The statue is after the portrait recently published by Messrs Constable and Co. As a piece of sculpture, it is not to be spoken of at all, for it does not in the slightest degree come within the high and severe rules of that art; but as a likeness in stone of the person whom

it is intended to represent, it is creditable to Mr Greenshields' mastery over the chisel.

LITERARY AND SCIENTIFIC SOCIETIES OF
EDINBURGH.

ROYAL SOCIETY.

Monday, January 3, 1831.

Dr HOPE in the Chair.

Present,-Professors Russel, Hope, Christison, and
Graham; Drs Gregory, Campbell, Gordon, Lee, Mac-
Lagan, Borthwick, Knox, Ainslie, Bougou; Captain
Hunter; Messrs Skene, Robinson, Neill, Jardine,
Stevenson, &c.

DR CHRISTISON read a communication from Dr Duncan, of a series of experiments made by a gentleman to relieve a supposed aneurism of the pulmonary artery, particularly by the injection into the chest of a quantity of air, with comments on the documents, by Dr Duncan. The tube and bladder by which the air was injected were exhibited to the Society.

A paper was read from Dr Berry, containing a detailed account of the monsoons of the Indian peninsula. The reading of the latter part of this paper was delayed till a future meeting.

THE LONDON DRAMA.

Regent's Park, London,
Jan. 3, 1831.

MOST deeply do we regret, and as deeply will the ten thousand readers of the EDINBURGH LITERARY JOURNAL sympathise in our disappointment, that we have not now leisure to enter upon a disquisition into the causes of the decline and fall of modern Pantomime; and thus, having ascertained the real grounds of the evil, at once prescribe a remedy. Whether the march of intellect have not yet marched in that direction; or whether, to preserve Philosopher Square's "moral fitness of things," the avowed degeneracy of the age have extended itself to the concocters of Pantomimes, we cannot (alas! the more's the pity) now pause to enquire.

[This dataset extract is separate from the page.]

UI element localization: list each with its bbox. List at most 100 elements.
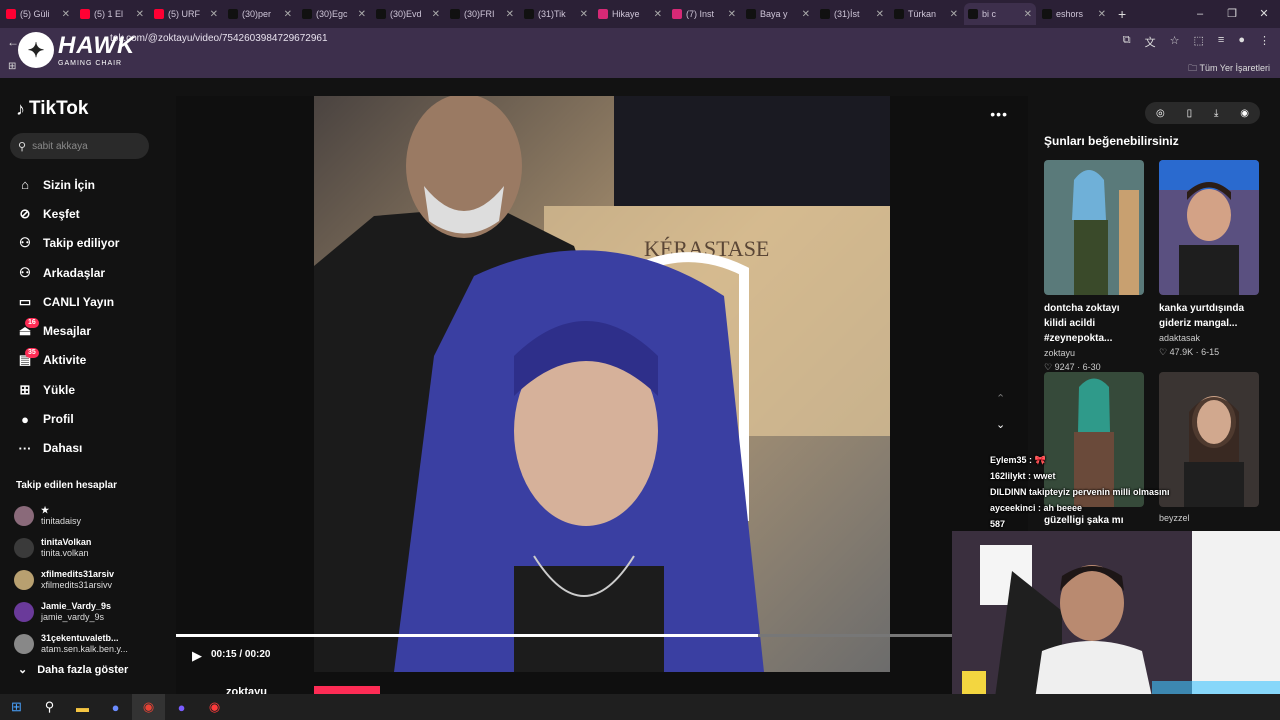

We can assert only, that these things are so; that "the days which made our annals bright" with the by-gone glories of "Mother Goose" and " Harlequin's Almanack,” seem fled for ever; and recollecting this,

"We cannot but remember such things were,

And were most dear to us!"

The Pantomimes of the present season are not only a step lower in the scale of excellence to those of last year, but the Drury Lane exhibition is positively a very trifle, the introduction at least, better than that of Covent Garden, though bad is the best, and those of some of the minor houses are far preferable to either. Mr Farley must surely be in his dotage; his opening story is neither well chosen, nor well made out, and Power's talents in Rhadamisthus O'Mullingar (for the name has been changed since we wrote last) are completely thrown away. Rubbing Pantaloon's back à la singeing Long, whose real name, we may take this opportunity of informing our friends, is O'Driscoll-" Heaven save the mark!"-and the loss of that most "splendid annual" the Lord Mayor's show in a dense fog, are the most palpable hits in the piece. In fact, we can praise nothing unreservedly but the scenery, and most of that, particularly the Giant's Causeway, O'Roork's Castle, the Menai Bridge, and the intended Guildhall Festival, by Grieve; and the Lakes of Killarney, and two other Irish Lakes by Roberts, are sufficiently excellent to atone for all the defects of the authorship; and higher praise it is impossible to give them.